What was ditched were his amateur days at Queen’s Park; his time at St Johnstone when he left after a disciplinary dispute with the club; his free-scoring days with Dunfermline and his eventual move to Rangers. His managerial career at East Stirlingshire, St Mirren and his greatest achievement at Aberdeen were crushed into a barely coherent short sequence until with a sigh of relief the show settled into its main purpose – Manchester United. You could almost sense anxiety lifting as the voice-over artist mentioned names like Beckham, Scholes and Giggs.
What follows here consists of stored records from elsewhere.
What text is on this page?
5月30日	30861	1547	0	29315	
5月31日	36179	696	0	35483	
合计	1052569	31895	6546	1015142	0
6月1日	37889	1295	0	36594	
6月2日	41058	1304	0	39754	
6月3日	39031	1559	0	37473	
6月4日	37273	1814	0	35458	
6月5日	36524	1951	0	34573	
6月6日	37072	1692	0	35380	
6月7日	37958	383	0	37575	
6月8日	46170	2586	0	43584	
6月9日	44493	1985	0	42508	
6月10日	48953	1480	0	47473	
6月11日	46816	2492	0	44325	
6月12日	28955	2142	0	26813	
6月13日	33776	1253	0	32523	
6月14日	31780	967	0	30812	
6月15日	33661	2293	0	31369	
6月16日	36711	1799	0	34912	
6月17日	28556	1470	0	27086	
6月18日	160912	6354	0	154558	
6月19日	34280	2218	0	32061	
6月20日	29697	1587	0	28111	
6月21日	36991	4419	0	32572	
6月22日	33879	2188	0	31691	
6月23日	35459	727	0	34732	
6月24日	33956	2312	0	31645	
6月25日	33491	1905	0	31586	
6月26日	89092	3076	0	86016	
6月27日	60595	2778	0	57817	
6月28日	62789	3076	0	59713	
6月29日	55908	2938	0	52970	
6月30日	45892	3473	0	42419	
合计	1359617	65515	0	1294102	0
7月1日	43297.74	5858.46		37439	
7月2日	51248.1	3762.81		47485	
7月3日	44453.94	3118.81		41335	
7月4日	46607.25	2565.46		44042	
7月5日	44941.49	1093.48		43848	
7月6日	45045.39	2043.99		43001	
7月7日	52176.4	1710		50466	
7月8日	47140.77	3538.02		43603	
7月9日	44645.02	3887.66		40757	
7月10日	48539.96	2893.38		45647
My counter argument was that the early days gave you clues to his character contradictions and shifting disciplinary values, but none of that seemed to matter in the rush for material that the audience in England would recognise.
Although this is an isolated story among many and a grain of sand on the beaches of broadcasting, it explains much of the events of last week. The politics of Scotland are only of marginal interest in England and so broadcasters, not withstanding their obligations, are happy to jettison the complicated issues and unfamiliar characters that Scotland wrestles with in order to focus on what they always consider to be the main act – the battle between the Tories and Labour.
t the core of many people’s anger about the flawed plans for leadership debates is the routine argument that Scotland’s majority vote to remain in the European Union is discounted by the fact that “we voted as part of the UK”. Then at the very point of a UK-wide election the distinctive political arguments of Scotland’s elected leader is ignored.
Last week, I read a self-satisfied response from one UK broadcaster that they cannot make special provision for Scotland as they always broadcast the same shows across the UK. This is palpably untrue when STV still has the ITV license in Scotland and can offer an alternative debate. Nor is it true of Channel 4 who offer the same schedule across the UK but sell advertising on a macro-regional basis and have the technical capacity to “opt-out” when it suits them commercially.
All of that said, we are not fighting against technology or individual broadcasters but the asymmetrical map of broadcasting itself. Yes, there has been progress. Channel 4 has opened a commissioning hub in Glasgow to give producers easier access to factual genre budgets, the BBC has launched a new stand-alone service for Scotland, which has produced some fine documentaries and STV has launched a growth fund to stimulate small businesses to access the television advertising market.
These are small steps when giant strides are needed and, by comparison with other small nations across Europe, Scottish broadcasting is in a pitiful state, and much of the blame rests not on embattled individuals but on an asymmetrical system too powerfully weighted to London, the capital city of a neighbouring country. Viewed from the perspective of Europe this is an incredible and impoverished state of affairs.
The electoral debates are not simply about which politicians are represented, they are a symptom of much wider problem within broadcasting that cannot be solved by the current political settlement.